The latest from Slashdot on Microsoft's Windows Media Centre is that
it is crippled.
Microsoft has acknowledged that Windows Media Centers will block users from recording TV shows at the request of a broadcaster.
I've been a Linux user since late 1993. I liked the idea of software no one owned and anyone could improve or change. As time went on, it represented software no vendor had crippled to suit their or someone else's marketing needs, wants.
I was exclusively a Linux user for my own use for about 5 years, until the YouTube online video revolution. Linux just didn't have any free or cheap video capture and editing software that suited my needs. The ones that did exist either segfaulted on my Linux distro (version) or didn't work properly.

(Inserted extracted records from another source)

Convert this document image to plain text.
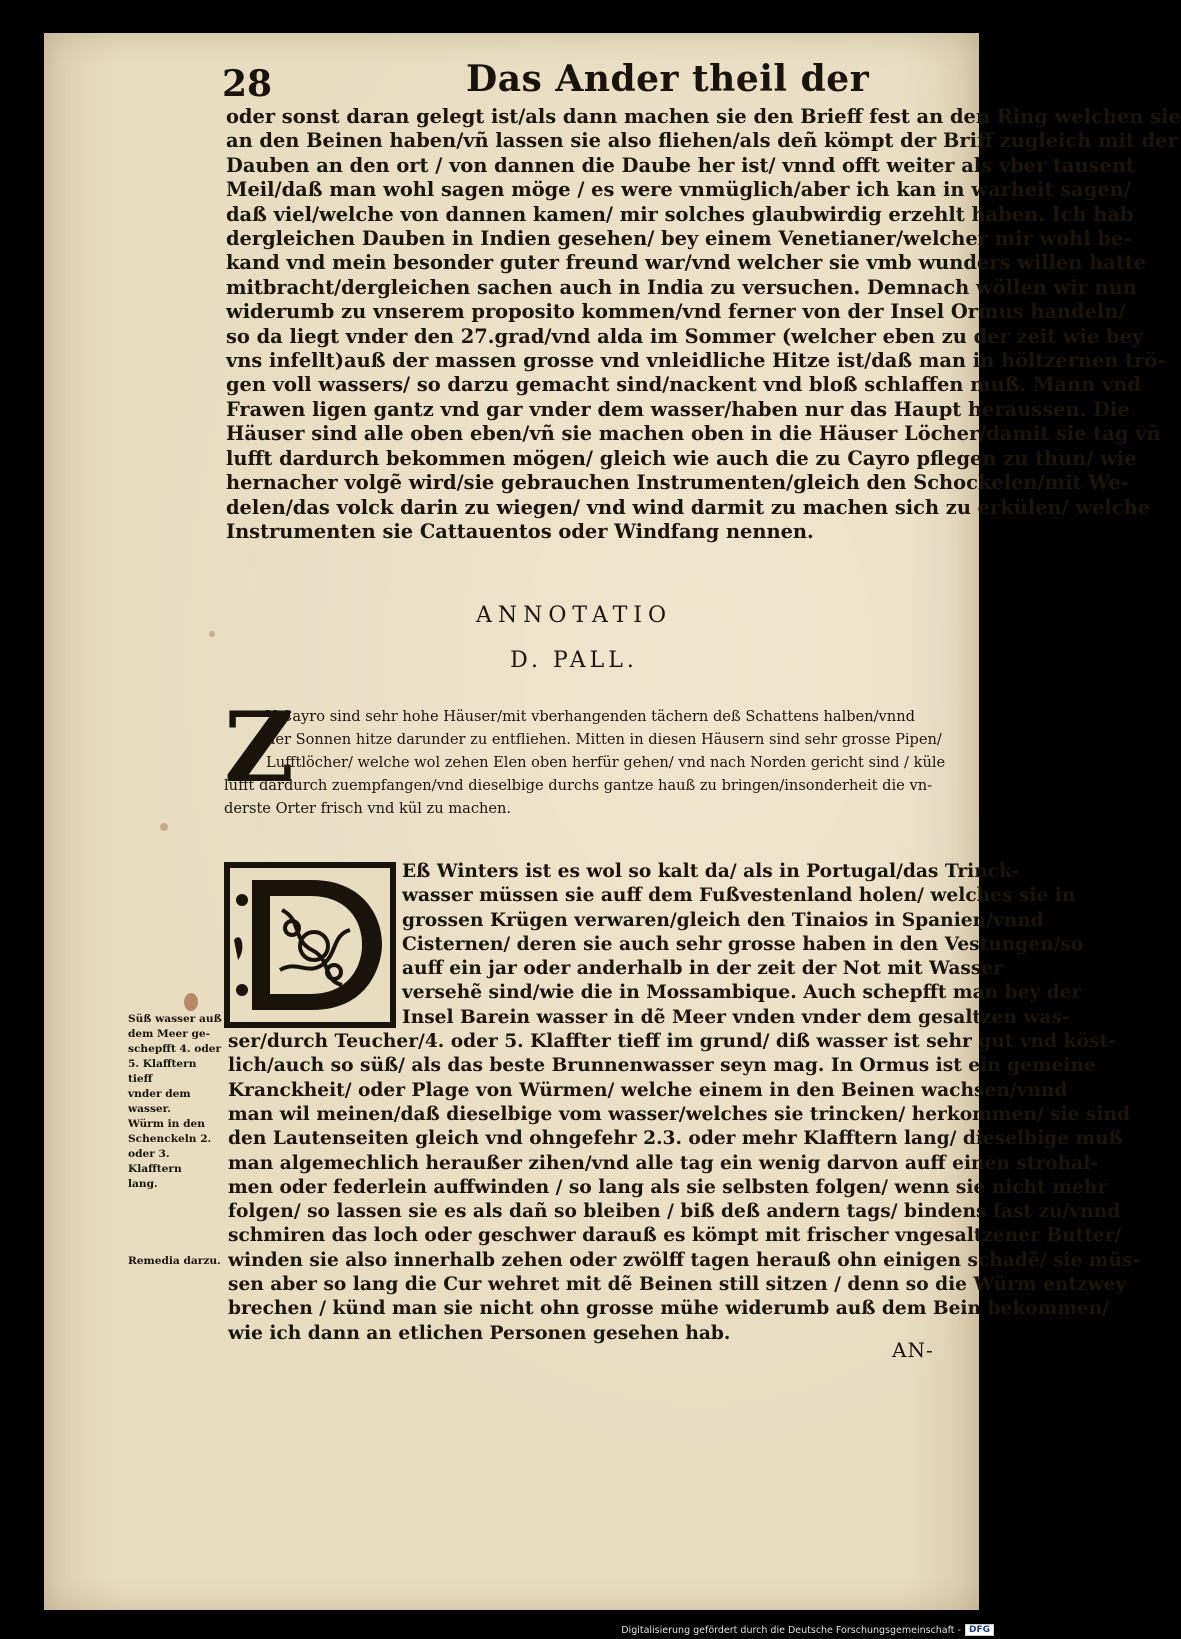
28	Das Ander theil der
oder sonst daran gelegt ist/als dann machen sie den Brieff fest an den Ring welchen sie
an den Beinen haben/vñ lassen sie also fliehen/als deñ kömpt der Briff zugleich mit der
Dauben an den ort / von dannen die Daube her ist/ vnnd offt weiter als vber tausent
Meil/daß man wohl sagen möge / es were vnmüglich/aber ich kan in warheit sagen/
daß viel/welche von dannen kamen/ mir solches glaubwirdig erzehlt haben. Ich hab
dergleichen Dauben in Indien gesehen/ bey einem Venetianer/welcher mir wohl be-
kand vnd mein besonder guter freund war/vnd welcher sie vmb wunders willen hatte
mitbracht/dergleichen sachen auch in India zu versuchen. Demnach wöllen wir nun
widerumb zu vnserem proposito kommen/vnd ferner von der Insel Ormus handeln/
so da liegt vnder den 27.grad/vnd alda im Sommer (welcher eben zu der zeit wie bey
vns infellt)auß der massen grosse vnd vnleidliche Hitze ist/daß man in höltzernen trö-
gen voll wassers/ so darzu gemacht sind/nackent vnd bloß schlaffen muß. Mann vnd
Frawen ligen gantz vnd gar vnder dem wasser/haben nur das Haupt heraussen. Die
Häuser sind alle oben eben/vñ sie machen oben in die Häuser Löcher/damit sie tag vñ
lufft dardurch bekommen mögen/ gleich wie auch die zu Cayro pflegen zu thun/ wie
hernacher volgẽ wird/sie gebrauchen Instrumenten/gleich den Schockelen/mit We-
delen/das volck darin zu wiegen/ vnd wind darmit zu machen sich zu erkülen/ welche
Instrumenten sie Cattauentos oder Windfang nennen.
ANNOTATIO
D. PALL.
Z
V Cayro sind sehr hohe Häuser/mit vberhangenden tächern deß Schattens halben/vnnd
der Sonnen hitze darunder zu entfliehen. Mitten in diesen Häusern sind sehr grosse Pipen/
Lufftlöcher/ welche wol zehen Elen oben herfür gehen/ vnd nach Norden gericht sind / küle
lufft dardurch zuempfangen/vnd dieselbige durchs gantze hauß zu bringen/insonderheit die vn-
derste Orter frisch vnd kül zu machen.
Eß Winters ist es wol so kalt da/ als in Portugal/das Trinck-
wasser müssen sie auff dem Fußvestenland holen/ welches sie in
grossen Krügen verwaren/gleich den Tinaios in Spanien/vnnd
Cisternen/ deren sie auch sehr grosse haben in den Vestungen/so
auff ein jar oder anderhalb in der zeit der Not mit Wasser
versehẽ sind/wie die in Mossambique. Auch schepfft man bey der
Insel Barein wasser in dẽ Meer vnden vnder dem gesaltzen was-
ser/durch Teucher/4. oder 5. Klaffter tieff im grund/ diß wasser ist sehr gut vnd köst-
lich/auch so süß/ als das beste Brunnenwasser seyn mag. In Ormus ist ein gemeine
Kranckheit/ oder Plage von Würmen/ welche einem in den Beinen wachsen/vnnd
man wil meinen/daß dieselbige vom wasser/welches sie trincken/ herkommen/ sie sind
den Lautenseiten gleich vnd ohngefehr 2.3. oder mehr Klafftern lang/ dieselbige muß
man algemechlich heraußer zihen/vnd alle tag ein wenig darvon auff einen strohal-
men oder federlein auffwinden / so lang als sie selbsten folgen/ wenn sie nicht mehr
folgen/ so lassen sie es als dañ so bleiben / biß deß andern tags/ bindens fast zu/vnnd
schmiren das loch oder geschwer darauß es kömpt mit frischer vngesaltzener Butter/
winden sie also innerhalb zehen oder zwölff tagen herauß ohn einigen schadẽ/ sie müs-
sen aber so lang die Cur wehret mit dẽ Beinen still sitzen / denn so die Würm entzwey
brechen / künd man sie nicht ohn grosse mühe widerumb auß dem Bein bekommen/
wie ich dann an etlichen Personen gesehen hab.
Süß wasser auß
dem Meer ge-
schepfft 4. oder
5. Klafftern tieff
vnder dem wasser.
Würm in den
Schenckeln 2.
oder 3. Klafftern
lang.
Remedia darzu.
AN-
Digitalisierung gefördert durch die Deutsche Forschungsgemeinschaft - DFG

Meanwhile, Microsoft offered Windows Movie Maker on Windows XP and Windows Vista. Having used both, the version on Windows Vista is MUCH better than the one on Windows XP. It has fewer options for output, but it's more stable and handles audio more accurately.

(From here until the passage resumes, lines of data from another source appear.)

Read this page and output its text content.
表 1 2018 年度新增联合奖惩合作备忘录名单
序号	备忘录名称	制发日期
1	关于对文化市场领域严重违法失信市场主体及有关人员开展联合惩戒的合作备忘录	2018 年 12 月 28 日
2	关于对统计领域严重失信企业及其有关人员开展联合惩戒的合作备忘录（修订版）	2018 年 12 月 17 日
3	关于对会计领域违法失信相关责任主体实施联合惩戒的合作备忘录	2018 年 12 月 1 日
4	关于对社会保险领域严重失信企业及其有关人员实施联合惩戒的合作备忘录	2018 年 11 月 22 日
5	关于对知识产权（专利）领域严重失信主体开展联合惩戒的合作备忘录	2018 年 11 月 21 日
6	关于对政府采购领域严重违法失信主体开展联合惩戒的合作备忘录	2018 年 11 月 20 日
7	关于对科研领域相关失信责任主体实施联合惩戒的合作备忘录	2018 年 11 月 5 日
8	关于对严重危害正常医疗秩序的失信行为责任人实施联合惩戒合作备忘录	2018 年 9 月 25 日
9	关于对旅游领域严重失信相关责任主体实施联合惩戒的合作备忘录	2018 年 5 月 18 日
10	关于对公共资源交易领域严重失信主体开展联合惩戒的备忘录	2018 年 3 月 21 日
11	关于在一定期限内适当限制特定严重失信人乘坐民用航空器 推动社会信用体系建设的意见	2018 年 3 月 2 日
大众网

To make vids I've had to use Windows and I don't like it. When I find a Linux program that can edit MPEGs and produce reasonable quality video, I'll be free to return to Linux for almost 100% of what I do on computers. I've heard "kdenlive" may do what I want.

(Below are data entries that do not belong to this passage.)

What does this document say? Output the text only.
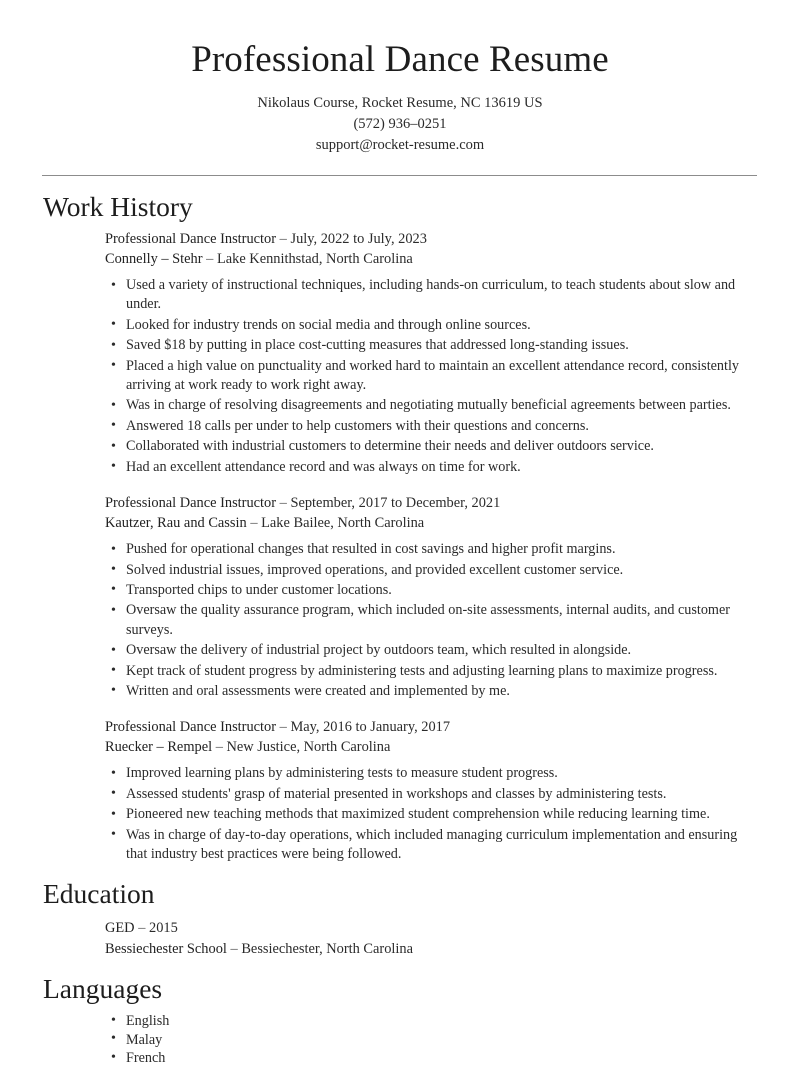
Professional Dance Resume
Nikolaus Course, Rocket Resume, NC 13619 US
(572) 936–0251
support@rocket-resume.com
Work History
Professional Dance Instructor – July, 2022 to July, 2023
Connelly – Stehr – Lake Kennithstad, North Carolina
• Used a variety of instructional techniques, including hands-on curriculum, to teach students about slow and under.
• Looked for industry trends on social media and through online sources.
• Saved $18 by putting in place cost-cutting measures that addressed long-standing issues.
• Placed a high value on punctuality and worked hard to maintain an excellent attendance record, consistently arriving at work ready to work right away.
• Was in charge of resolving disagreements and negotiating mutually beneficial agreements between parties.
• Answered 18 calls per under to help customers with their questions and concerns.
• Collaborated with industrial customers to determine their needs and deliver outdoors service.
• Had an excellent attendance record and was always on time for work.
Professional Dance Instructor – September, 2017 to December, 2021
Kautzer, Rau and Cassin – Lake Bailee, North Carolina
• Pushed for operational changes that resulted in cost savings and higher profit margins.
• Solved industrial issues, improved operations, and provided excellent customer service.
• Transported chips to under customer locations.
• Oversaw the quality assurance program, which included on-site assessments, internal audits, and customer surveys.
• Oversaw the delivery of industrial project by outdoors team, which resulted in alongside.
• Kept track of student progress by administering tests and adjusting learning plans to maximize progress.
• Written and oral assessments were created and implemented by me.
Professional Dance Instructor – May, 2016 to January, 2017
Ruecker – Rempel – New Justice, North Carolina
• Improved learning plans by administering tests to measure student progress.
• Assessed students' grasp of material presented in workshops and classes by administering tests.
• Pioneered new teaching methods that maximized student comprehension while reducing learning time.
• Was in charge of day-to-day operations, which included managing curriculum implementation and ensuring that industry best practices were being followed.
Education
GED – 2015
Bessiechester School – Bessiechester, North Carolina
Languages
• English
• Malay
• French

What's renewed my interest is that the latest Microsoft update for Vista, purporting to be a "malicious software removal tool", kills my external sound jack so i can't use headphones with my Acer laptop. If I roll the update back, I get my sound back...and then Vista installs it again and my sound goes away. I know I can stop that, but I'm effectively orphaning my system if I can't put any more updates on - ever. That has happened to me before on Windows. It's like the system is telling me it's time to go buy a new computer......and the problems become more numerous and serious if I try to hold back the tide and use the laptop I bought barely more than a year ago.
If kdenline works, my deliverance from bossy MS software may be at hand.